TOYOT Restoration - Companion Way Hatch

The original sliding companion way hatch rotted and split lengthwise. It was falling apart so I took the plunge and decided to try to build a replacement. My woodworking experience was about nil, so don't be too critical! I show this as a example of what the rest of us can even achieve. ;-) Teak costing what it does I built this (and companionway boards) out of red oak, and stained with Zar Teak colored stain.


Here's the basic piece. I pulled apart the old one and traced  the curved ribs onto the new stock. The side rails I cut out the notch underneath with a newly acquired router. Instead of notching the rails for the top I built mine so the top would overhang instead. I also decided trying to bend plywood sounded too hard hence I used the 1.5 inch wide strips and built it plank style. The SS screws were counter sunk, and each piece was epoxied into place. 

Liberal sanding smoothed out the stair steps of the 'planks'. Then wood putty filled the countersunk screw holes and the very small spaces between the planks. The planks edges were touching on the bottom, but had a small gap between them at the top.

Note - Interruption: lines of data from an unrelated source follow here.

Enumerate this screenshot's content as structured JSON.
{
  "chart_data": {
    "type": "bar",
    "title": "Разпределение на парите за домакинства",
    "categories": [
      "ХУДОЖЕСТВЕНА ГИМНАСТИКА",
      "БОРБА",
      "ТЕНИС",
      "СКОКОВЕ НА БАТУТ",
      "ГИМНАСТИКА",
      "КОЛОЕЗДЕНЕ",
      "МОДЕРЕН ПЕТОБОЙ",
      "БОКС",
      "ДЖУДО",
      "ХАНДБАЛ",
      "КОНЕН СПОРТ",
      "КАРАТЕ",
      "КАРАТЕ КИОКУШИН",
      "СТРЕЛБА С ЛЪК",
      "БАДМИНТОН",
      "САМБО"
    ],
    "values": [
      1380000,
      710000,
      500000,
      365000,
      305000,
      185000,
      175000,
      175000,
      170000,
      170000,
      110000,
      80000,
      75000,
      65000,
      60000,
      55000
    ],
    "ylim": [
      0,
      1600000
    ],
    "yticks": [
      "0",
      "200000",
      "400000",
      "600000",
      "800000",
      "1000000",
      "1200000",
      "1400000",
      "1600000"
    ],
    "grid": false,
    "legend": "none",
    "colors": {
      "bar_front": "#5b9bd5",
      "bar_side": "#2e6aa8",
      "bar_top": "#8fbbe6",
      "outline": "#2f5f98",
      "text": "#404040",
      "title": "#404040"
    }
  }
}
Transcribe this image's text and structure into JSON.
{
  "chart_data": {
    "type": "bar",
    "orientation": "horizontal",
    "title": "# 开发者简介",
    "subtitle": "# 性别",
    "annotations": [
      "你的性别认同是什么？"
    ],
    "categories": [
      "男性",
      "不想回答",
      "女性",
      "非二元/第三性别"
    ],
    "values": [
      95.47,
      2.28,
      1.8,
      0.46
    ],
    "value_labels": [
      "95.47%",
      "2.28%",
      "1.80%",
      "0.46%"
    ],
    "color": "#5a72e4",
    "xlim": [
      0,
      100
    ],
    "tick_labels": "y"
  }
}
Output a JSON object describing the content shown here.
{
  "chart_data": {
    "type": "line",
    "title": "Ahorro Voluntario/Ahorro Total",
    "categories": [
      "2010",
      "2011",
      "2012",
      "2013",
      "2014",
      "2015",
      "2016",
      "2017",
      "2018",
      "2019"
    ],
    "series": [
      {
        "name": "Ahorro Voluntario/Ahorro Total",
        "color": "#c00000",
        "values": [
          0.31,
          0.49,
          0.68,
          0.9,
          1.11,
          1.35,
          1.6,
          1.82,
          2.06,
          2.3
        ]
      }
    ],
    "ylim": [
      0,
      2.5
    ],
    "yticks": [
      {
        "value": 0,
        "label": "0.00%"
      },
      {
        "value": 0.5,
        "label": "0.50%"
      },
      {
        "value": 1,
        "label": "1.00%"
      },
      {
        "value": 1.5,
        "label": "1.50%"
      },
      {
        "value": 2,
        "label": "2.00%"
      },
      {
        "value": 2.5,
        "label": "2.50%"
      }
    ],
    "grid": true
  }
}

This could have been eliminated by beveling the sides of these 'planks', but since I was building this on the dock without a woodshop I opted for just filling in with stainable putty.

I thought I'd get away with this since I coated the whole thing with several coats of epoxy to seal it up from any water.

At this point I've drawn a curve on the back with pencil and string and cut the curve and cut the rails to length. Now we've got the first coat of epoxy on.

More epoxy.. and sanding... and epoxy...

Here's how it looks on the boat. I've got about 5 coats of epoxy on it and a few of varnish. Epoxy is not UV stable so it needs paint, gelcoat, or varnish to protect it. It's not perfect but a lot stronger and more attractive than the rotting white plywood original.